Having sailed dangerously close to the wind, Somerset continued to receive his customary livery from the royal wardrobe, and, against all odds, remained in office at the Exchequer. He also survived an initial attempt by Parliament to recover some of the property given by King Henry to his more notorious favourites. Not even he, however, could avoid a second and more comprehensive Act of Resumption passed in 1451, which resulted in the award of his holdings in Northallerton to Thomas Cross*, one of the clerks of the Exchequer,
Somerset’s political star was, however, now on the wane and he seems henceforth to have exercised little, if any, of his former influence on matters of state. A combination of advancing years and profound disillusionment may account for his apparent inactivity, but he was more probably preoccupied with the care of his royal patient, who succumbed in the summer of 1453 to the catatonic stupor that was to render him insensible for the next 17 months. We know little about Somerset’s role in the early stages of King Henry’s treatment, although the stress of dealing with such an intractable condition almost certainly took its toll on his own health. The assembly of a team of five eminent practitioners in late March 1454 with authority, confirmed on 6 Apr. following, to perform a wide range of invasive medical and surgical procedures on the King provides the first clear sign that he had either been replaced or, more probably, had retired because of illness or exhaustion. Having contracted an unspecified ‘seknesse’, he died childless shortly after 3 Apr. 1454, when he settled all his goods and chattels ‘in London and elsewhere within the realm’ upon John, Viscount Beaumont, John Say II* and the recorder of London, Thomas Billing*.
No doubt because Somerset’s various charitable projects had, indeed, consumed most of his resources, but also as a result of the complexity of his financial affairs, the settlement of his estate took several years and gave rise to a number of lawsuits.

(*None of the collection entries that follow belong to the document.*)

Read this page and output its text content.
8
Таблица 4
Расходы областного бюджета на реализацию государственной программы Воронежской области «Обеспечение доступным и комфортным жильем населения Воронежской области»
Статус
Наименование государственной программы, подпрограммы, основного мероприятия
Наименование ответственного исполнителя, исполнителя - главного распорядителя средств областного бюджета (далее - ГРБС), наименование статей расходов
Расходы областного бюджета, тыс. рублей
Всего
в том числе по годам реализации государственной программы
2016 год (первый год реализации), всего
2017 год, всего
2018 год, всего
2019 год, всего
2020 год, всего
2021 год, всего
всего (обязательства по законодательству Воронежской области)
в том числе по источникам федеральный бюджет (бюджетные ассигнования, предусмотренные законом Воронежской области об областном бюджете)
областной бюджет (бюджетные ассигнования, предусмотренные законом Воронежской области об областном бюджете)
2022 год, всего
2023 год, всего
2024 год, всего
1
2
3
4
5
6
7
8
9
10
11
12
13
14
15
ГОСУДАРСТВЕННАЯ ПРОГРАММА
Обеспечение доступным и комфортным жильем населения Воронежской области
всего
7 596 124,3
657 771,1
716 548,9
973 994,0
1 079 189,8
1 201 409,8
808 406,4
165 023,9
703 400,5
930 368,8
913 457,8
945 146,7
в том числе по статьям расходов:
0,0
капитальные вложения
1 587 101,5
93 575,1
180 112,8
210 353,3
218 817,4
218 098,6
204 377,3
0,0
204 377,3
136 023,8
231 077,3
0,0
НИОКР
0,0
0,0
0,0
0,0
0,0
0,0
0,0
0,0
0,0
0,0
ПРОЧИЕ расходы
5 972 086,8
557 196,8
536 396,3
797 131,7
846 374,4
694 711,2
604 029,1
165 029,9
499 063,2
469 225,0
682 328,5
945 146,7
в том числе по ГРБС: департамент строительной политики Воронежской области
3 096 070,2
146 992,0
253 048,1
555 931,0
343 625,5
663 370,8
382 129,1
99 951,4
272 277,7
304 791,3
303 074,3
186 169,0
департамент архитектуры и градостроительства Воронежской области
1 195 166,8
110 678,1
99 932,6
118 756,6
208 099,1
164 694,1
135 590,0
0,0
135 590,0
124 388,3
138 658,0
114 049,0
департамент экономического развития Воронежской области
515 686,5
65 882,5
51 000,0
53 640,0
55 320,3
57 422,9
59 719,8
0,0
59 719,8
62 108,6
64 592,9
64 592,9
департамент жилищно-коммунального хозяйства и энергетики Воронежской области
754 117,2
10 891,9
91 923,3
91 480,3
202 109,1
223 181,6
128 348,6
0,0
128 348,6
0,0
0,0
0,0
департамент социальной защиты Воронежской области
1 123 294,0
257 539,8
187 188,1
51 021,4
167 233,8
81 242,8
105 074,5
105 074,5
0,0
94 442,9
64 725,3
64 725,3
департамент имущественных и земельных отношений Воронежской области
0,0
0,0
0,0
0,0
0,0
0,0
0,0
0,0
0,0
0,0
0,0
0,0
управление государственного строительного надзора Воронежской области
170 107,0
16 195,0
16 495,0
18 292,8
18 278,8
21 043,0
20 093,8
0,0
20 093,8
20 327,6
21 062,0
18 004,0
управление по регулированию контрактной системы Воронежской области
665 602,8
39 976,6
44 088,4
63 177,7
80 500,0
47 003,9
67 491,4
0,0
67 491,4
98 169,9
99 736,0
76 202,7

We cannot even be sure that he actually made a will. His sister Alice, the prioress of Wintney, claimed that he had done so, while the chantry priest whom she accused of withholding some of the 100 marks placed by him in a coffer for the support of their widowed mother, maintained that the executors had refused to act. It is, however, clear that on 4 June 1454 the bishop of London’s commissary assigned the administration of Somerset’s goods to one of his servants, along with the above-mentioned William Veysy and William Barnaby, a London chaplain, and that they subsequently referred to him as having died intestate.